In the previous post, we’ve explored the observer effect in IT by writing a program that behaved differently under a debugger session than standalone. In this post, we’ll extend selfmod1_amd64.S and selfmod1_i386.S in such a way, that they won’t crash anymore, irrespectively of the environment they run in.
Analyzing the problem
Why did we witness a different behavior inside and outside of a debugging environment?
Code pages are read-only by default
The programs selfmod1_amd64.S and selfmod1_i386.S crashed, because they tried to modify counter, a memory location that was stored in the read-only .text section. The operating system effectively prevented this by killing the processes with a SIGBUS signal.
This is perfectly desirable behavior of Unix systems: code pages are usually shared across many processes (imagine many shells, httpd processes etc. running concurrently and executing the same binary), and if all those pages are mapped read-only in the processes’ memory address space, they won’t have to be physically duplicated, thus saving a lot of RAM.
Furthermore, read-protecting code pages by default is also a safeguard against buggy programs: self-modifying code is usually not intended, and normally an excellent shooting-in-the-foot mechanism, so it is disabled by default.
So is self-modifying code impossible?
While read-protecting code pages is considered best practice, under some circumstances, processes may need to modify code pages (e.g. our program needs to do just that). Debuggers are notorious for this: in order to implement breakpoints and single stepping, they need to inject special op-codes in the code pages of the debugged processes. The operating system obviously needs to provide a mechanism to debuggers to (temporarily) lift the read-only protection of code pages.

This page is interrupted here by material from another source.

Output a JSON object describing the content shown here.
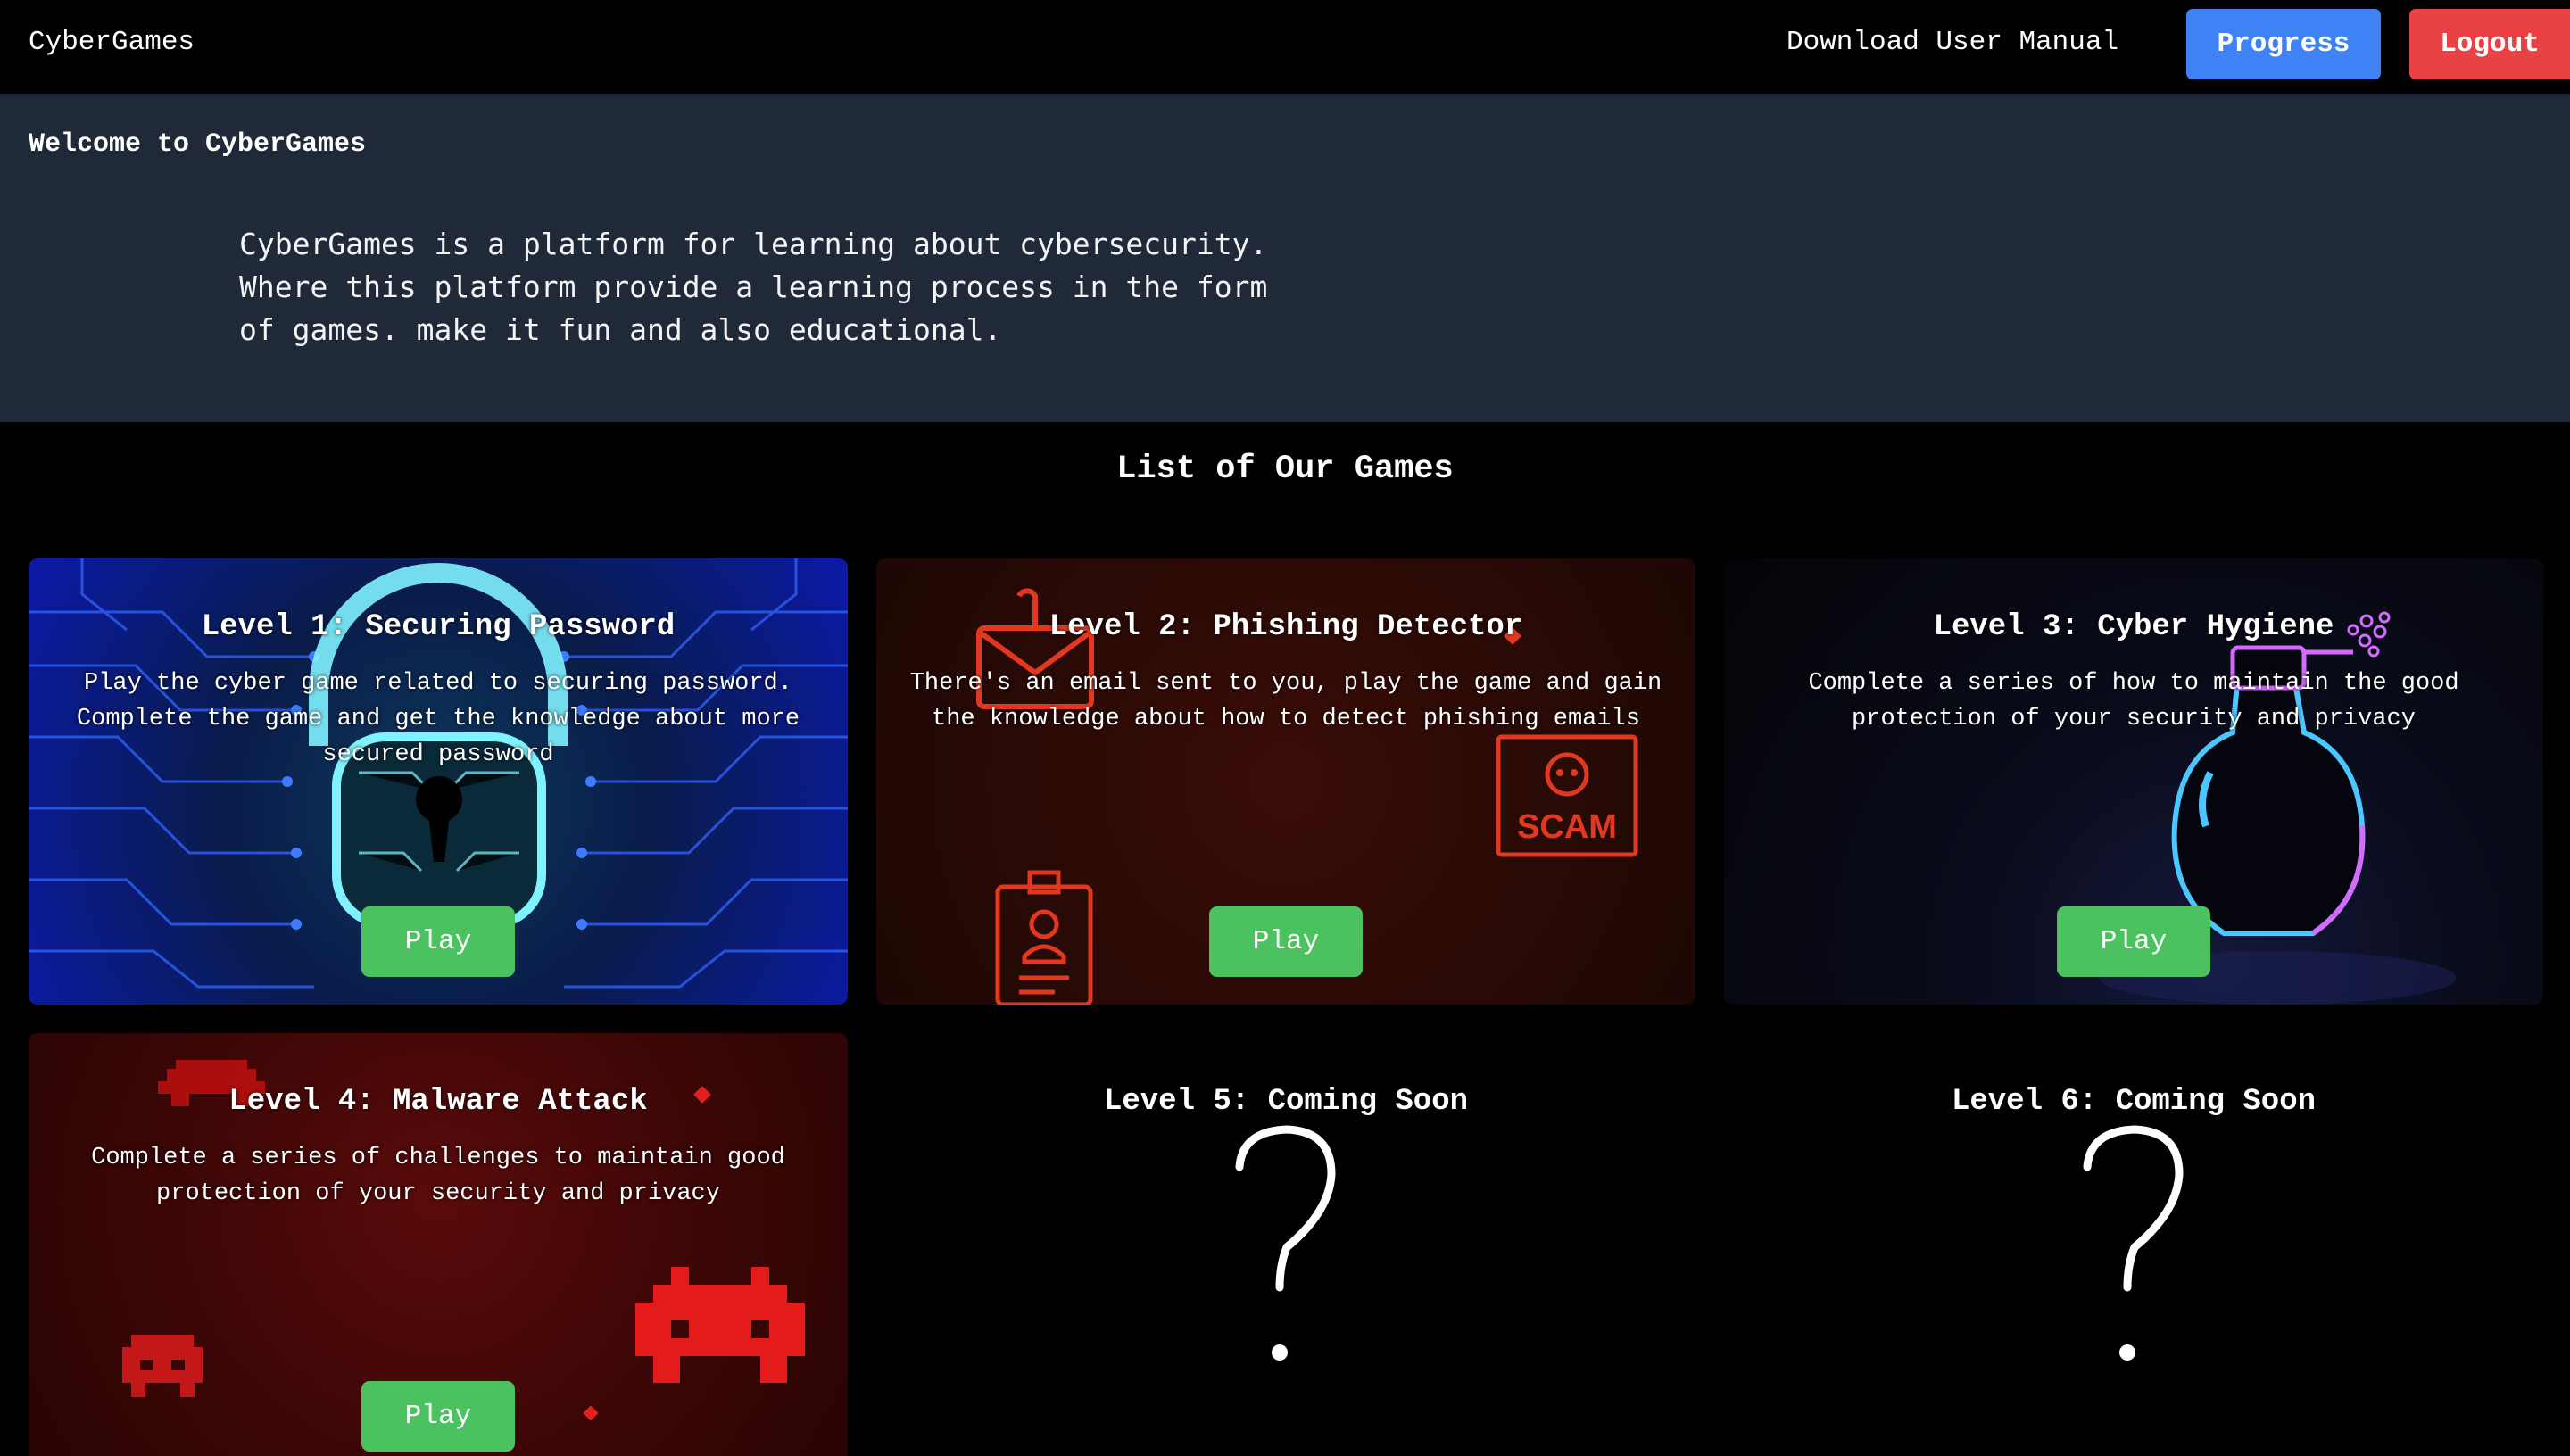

In practice, debuggers on Unix systems would use the venerable ptrace(2) system call (it appeared as early as in Version 7 AT&T Unix!). While it is available on virtually all Unix systems, it is notoriously unportable, and has an ugly interface.
Some Unix systems that rely on Mach’s VM subsystem or a variant thereof, provide an additional way to set permissions of pages. FreeBSD is one such system, and it provides the mprotect(2) system call. With the following pseudo-code, we can effectively turn a read-only code page into a read-write page:
#include <sys/mman.h>
void *addr = get_address_of_instruction_pointer();
int length = 4096; /* size of a page */
if (mprotect(addr, length, PROT_READ | PROT_WRITE | PROT_EXEC) == 0) {
/* current code page is now writable */
}
Solving the challenge
So, to solve the challenge of the previous post, we simply need to translate the C call to mprotect(2) into a corresponding assembly call. What do we need to do? Basically, we’ll call mprotect(2) with appropriate arguments to set the PROT_WRITE bit on the .text page that contains the variable counter. As soon as that happens (i.e. if FreeBSD kernel lets us change the protection at all), the counter should decrease even outside a debugging session, without causing a SIGBUS.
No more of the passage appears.